Whatever value the concept of nuclear deterrence may have held
in the Cold War, it is clear that to-day nuclear weapons are only
an obstacle to peace and security. We believe that the questionable
benefits of Trident continuation, suggested in the White Paper,
could be far surpassed (in the period 2020-50, when any Trident
replacement would be operative) by a UK diplomatic initiative,
starting with true compliance with Clause VI of the NPT, for strengthening
the effectiveness and credibility of the UN and similar bodies.
3. Related to this, the White Paper does
not make any contribution to solving the anomaly of an increasingly
integrated Europe that contains two nominally independent, and
essentially uncollaborating, nuclear forces, in a continent in
which no other country owns nuclear weapons. At the very least
there should be public debate on whether and why this anomaly
can be sustainable.
4. If the Government moves forward with
Trident replacement, Parliament should ensure that the UK significantly
increases its non-proliferation activities in order to ensure
that this will be the last time the UK needs to upgrade a nuclear
(F) In conclusion
The renewal of our nuclear weapons will be a
step towards a world ruled by mutual threat and fear. It will
signal to those countries that might be considering "going
nuclear" that we consider them to be essential to the security
of the state, and hence encourage further proliferation. The Trident
renewal decision presents us with a real window of opportunity
to reverse these increasingly worrying trends. Not renewing Trident
would be a step towards a world ruled by law and mutual understanding.

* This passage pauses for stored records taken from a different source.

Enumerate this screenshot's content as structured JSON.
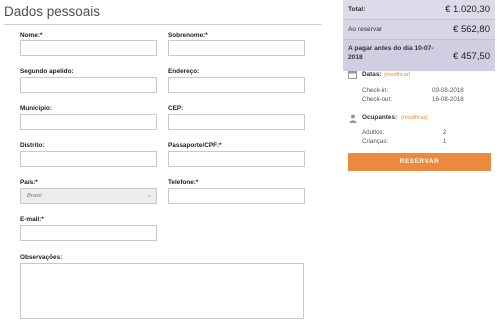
{
  "form": {
    "title": "Dados pessoais",
    "fields": {
      "nome": {
        "label": "Nome:*",
        "value": ""
      },
      "sobrenome": {
        "label": "Sobrenome:*",
        "value": ""
      },
      "segundo_apelido": {
        "label": "Segundo apelido:",
        "value": ""
      },
      "endereco": {
        "label": "Endereço:",
        "value": ""
      },
      "municipio": {
        "label": "Município:",
        "value": ""
      },
      "cep": {
        "label": "CEP:",
        "value": ""
      },
      "distrito": {
        "label": "Distrito:",
        "value": ""
      },
      "passaporte": {
        "label": "Passaporte/CPF:*",
        "value": ""
      },
      "pais": {
        "label": "País:*",
        "value": "Brasil"
      },
      "telefone": {
        "label": "Telefone:*",
        "value": ""
      },
      "email": {
        "label": "E-mail:*",
        "value": ""
      },
      "observacoes": {
        "label": "Observações:",
        "value": ""
      }
    }
  },
  "summary": {
    "total_label": "Total:",
    "total_value": "€ 1.020,30",
    "reserve_label": "Ao reservar",
    "reserve_value": "€ 562,80",
    "pay_label": "A pagar antes do dia 10-07-2018",
    "pay_value": "€ 457,50",
    "dates": {
      "heading": "Datas:",
      "modify": "(modificar)",
      "checkin_label": "Check-in:",
      "checkin_value": "09-08-2018",
      "checkout_label": "Check-out:",
      "checkout_value": "16-08-2018"
    },
    "occupants": {
      "heading": "Ocupantes:",
      "modify": "(modificar)",
      "adults_label": "Adultos:",
      "adults_value": "2",
      "children_label": "Crianças:",
      "children_value": "1"
    },
    "reserve_button": "RESERVAR"
  },
  "icons": {
    "calendar": "calendar-icon",
    "person": "person-icon",
    "chevron": "chevron-down-icon"
  },
  "colors": {
    "accent": "#ea8a3e",
    "summary_bg": "#dcdbe9"
  }
}
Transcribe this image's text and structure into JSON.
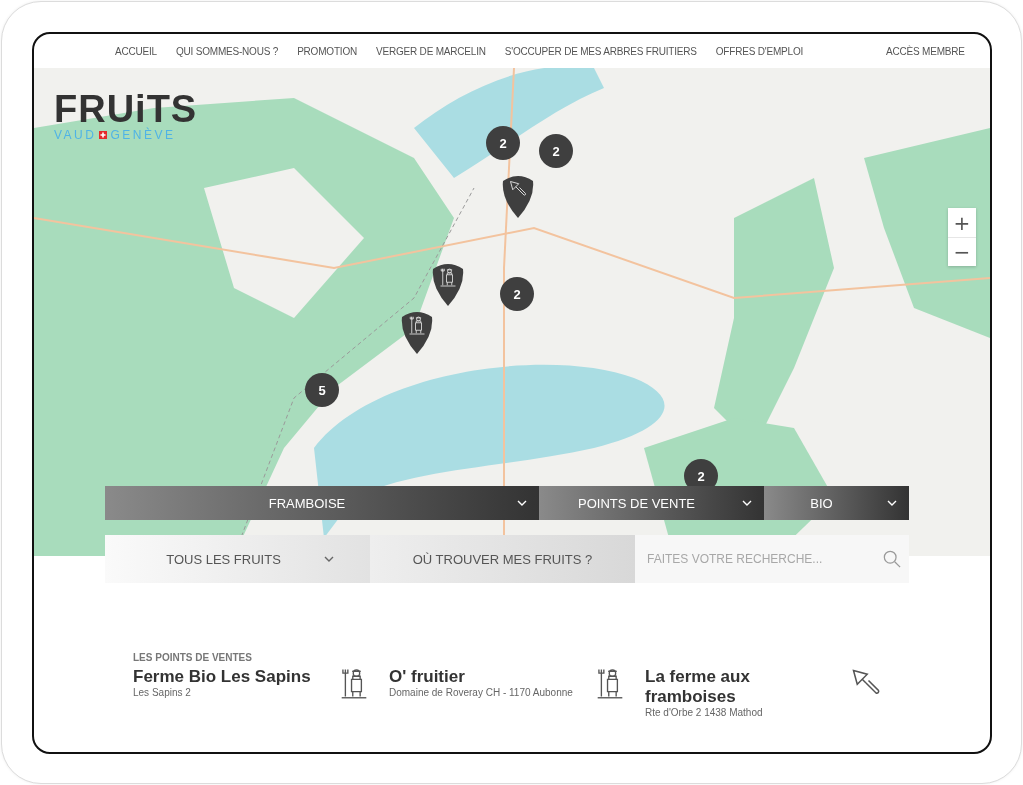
{
  "nav": {
    "items": [
      {
        "label": "ACCUEIL"
      },
      {
        "label": "QUI SOMMES-NOUS ?"
      },
      {
        "label": "PROMOTION"
      },
      {
        "label": "VERGER DE MARCELIN"
      },
      {
        "label": "S'OCCUPER DE MES ARBRES FRUITIERS"
      },
      {
        "label": "OFFRES D'EMPLOI"
      }
    ],
    "member_link": "ACCÈS MEMBRE"
  },
  "logo": {
    "title": "FRUiTS",
    "left": "VAUD",
    "right": "GENÈVE"
  },
  "map": {
    "markers": [
      {
        "kind": "cluster",
        "count": "2"
      },
      {
        "kind": "cluster",
        "count": "2"
      },
      {
        "kind": "trowel-pin"
      },
      {
        "kind": "farmer-pin"
      },
      {
        "kind": "cluster",
        "count": "2"
      },
      {
        "kind": "farmer-pin"
      },
      {
        "kind": "cluster",
        "count": "5"
      },
      {
        "kind": "cluster",
        "count": "2"
      }
    ],
    "zoom_in": "+",
    "zoom_out": "−"
  },
  "filters": [
    {
      "label": "FRAMBOISE"
    },
    {
      "label": "POINTS DE VENTE"
    },
    {
      "label": "BIO"
    }
  ],
  "search_bar": [
    {
      "kind": "dropdown",
      "label": "TOUS LES FRUITS"
    },
    {
      "kind": "button",
      "label": "OÙ TROUVER MES FRUITS ?"
    },
    {
      "kind": "search",
      "placeholder": "FAITES VOTRE RECHERCHE..."
    }
  ],
  "listing": {
    "heading": "LES POINTS DE VENTES",
    "items": [
      {
        "name": "Ferme Bio Les Sapins",
        "address": "Les Sapins 2",
        "kind": "farmer"
      },
      {
        "name": "O' fruitier",
        "address": "Domaine de Roveray CH - 1170 Aubonne",
        "kind": "farmer"
      },
      {
        "name": "La ferme aux framboises",
        "address": "Rte d'Orbe 2 1438 Mathod",
        "kind": "trowel"
      }
    ]
  }
}
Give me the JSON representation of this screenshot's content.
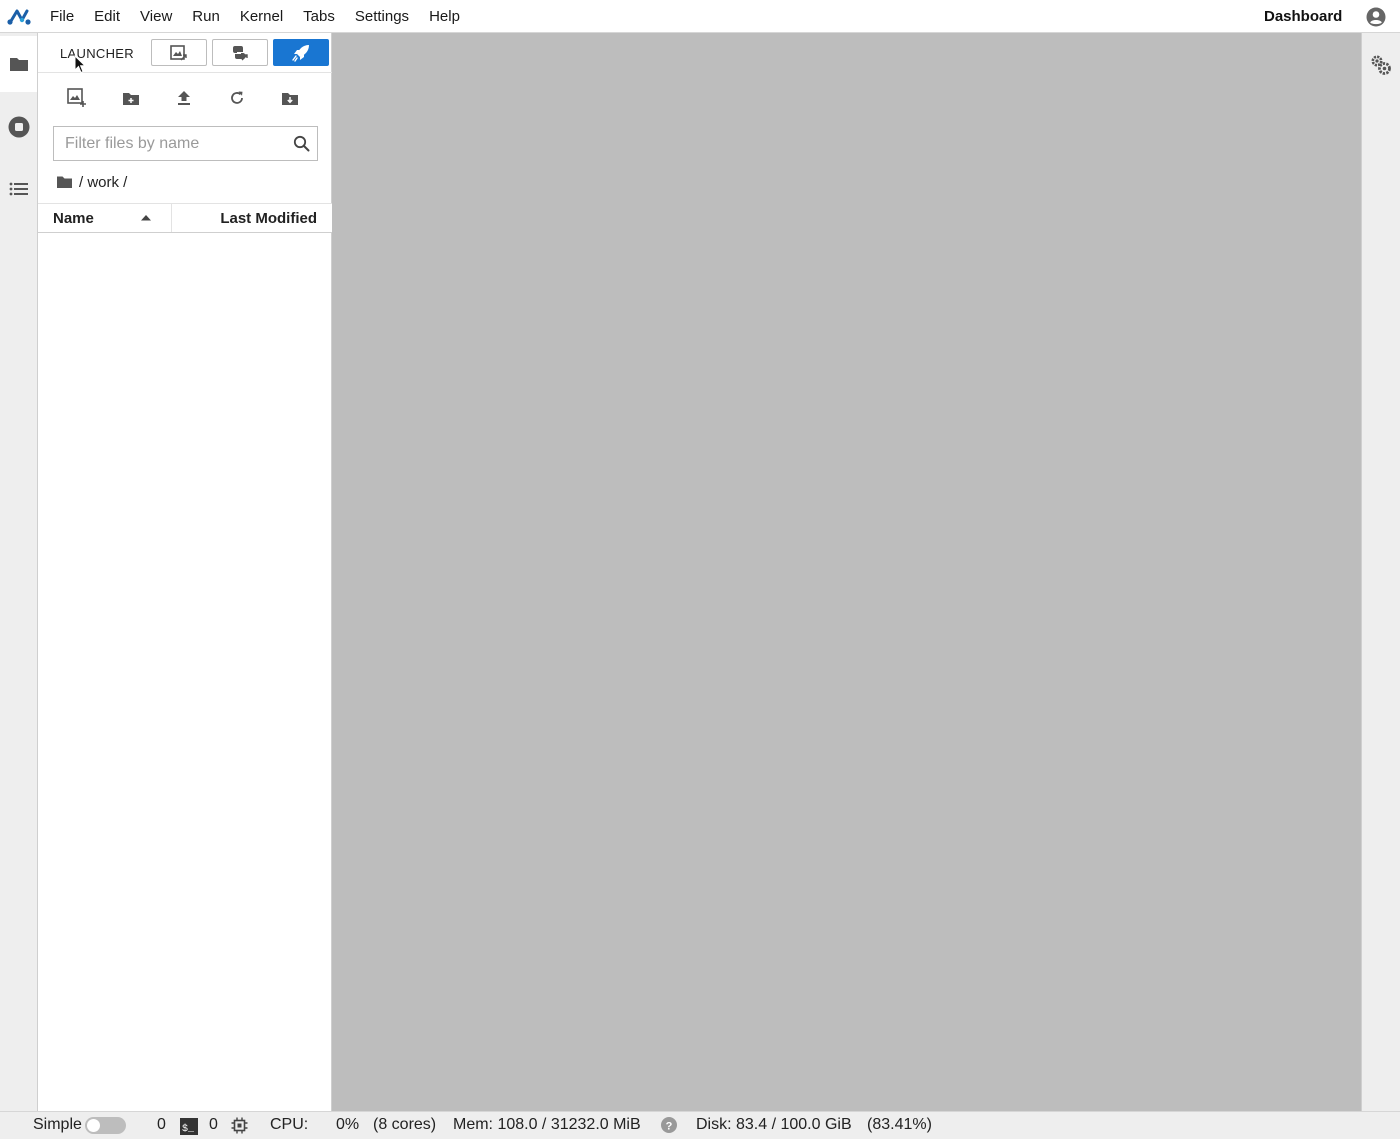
{
  "menubar": {
    "items": [
      {
        "label": "File"
      },
      {
        "label": "Edit"
      },
      {
        "label": "View"
      },
      {
        "label": "Run"
      },
      {
        "label": "Kernel"
      },
      {
        "label": "Tabs"
      },
      {
        "label": "Settings"
      },
      {
        "label": "Help"
      }
    ],
    "dashboard_label": "Dashboard"
  },
  "activitybar": {
    "items": [
      {
        "icon": "folder-icon"
      },
      {
        "icon": "stop-circle-icon"
      },
      {
        "icon": "list-icon"
      }
    ]
  },
  "launcher_tabs": {
    "label": "LAUNCHER",
    "buttons": [
      {
        "icon": "notebook-icon"
      },
      {
        "icon": "python-console-icon"
      },
      {
        "icon": "rocket-icon",
        "active": true
      }
    ]
  },
  "filebrowser": {
    "toolbar": [
      {
        "icon": "new-launcher-icon"
      },
      {
        "icon": "new-folder-icon"
      },
      {
        "icon": "upload-icon"
      },
      {
        "icon": "refresh-icon"
      },
      {
        "icon": "git-clone-icon"
      }
    ],
    "filter": {
      "placeholder": "Filter files by name",
      "value": ""
    },
    "breadcrumb": "/ work /",
    "columns": {
      "name": "Name",
      "modified": "Last Modified"
    },
    "sort": "ascending",
    "files": []
  },
  "statusbar": {
    "simple_label": "Simple",
    "simple_enabled": false,
    "kernel_count": "0",
    "terminal_count": "0",
    "cpu_label": "CPU:",
    "cpu_value": "0%",
    "cpu_cores": "(8 cores)",
    "mem": "Mem: 108.0 / 31232.0 MiB",
    "disk": "Disk: 83.4 / 100.0 GiB",
    "disk_percent": "(83.41%)"
  },
  "colors": {
    "accent": "#1976d2",
    "main_bg": "#bdbdbd",
    "panel_bg": "#ffffff",
    "chrome_bg": "#eeeeee"
  }
}
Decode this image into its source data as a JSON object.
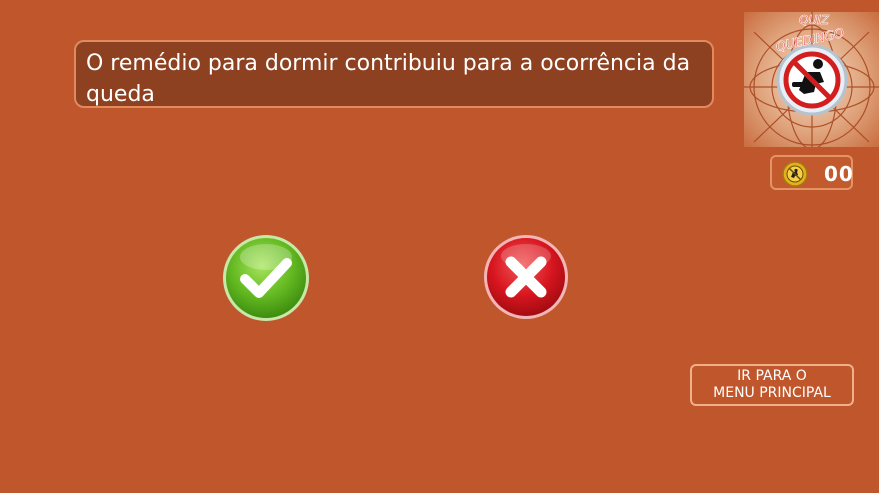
{
  "question": {
    "text": "O remédio para dormir contribuiu para a ocorrência da queda"
  },
  "logo": {
    "line1": "QUIZ",
    "line2": "QUEDINGO",
    "icon": "no-fall-icon"
  },
  "score": {
    "icon": "no-fall-coin-icon",
    "value": "00"
  },
  "answers": {
    "true_icon": "check-icon",
    "false_icon": "cross-icon"
  },
  "menu_button": {
    "line1": "IR PARA O",
    "line2": "MENU PRINCIPAL"
  },
  "colors": {
    "background": "#c0572c",
    "question_box": "#8e4120",
    "true_green": "#6bc42a",
    "false_red": "#d7151f"
  }
}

We all desire the latter, but it will not be achieved unless some
country takes the lead. The UK has a unique opportunity to earn
the respect of the world by being the first of the original nuclear
weapon states to discard its nuclear arsenal. Following this with
a programme of positive diplomacy could put the UK in the forefront
of international progress in accomplishing the total elimination
of nuclear arsenals world-wide, so implementing our responsibilities
under the NPT. In the words of the Russell-Einstein manifesto,
the founding document of Pugwash, we encourage all decision makers
to "remember your humanity and forget the rest."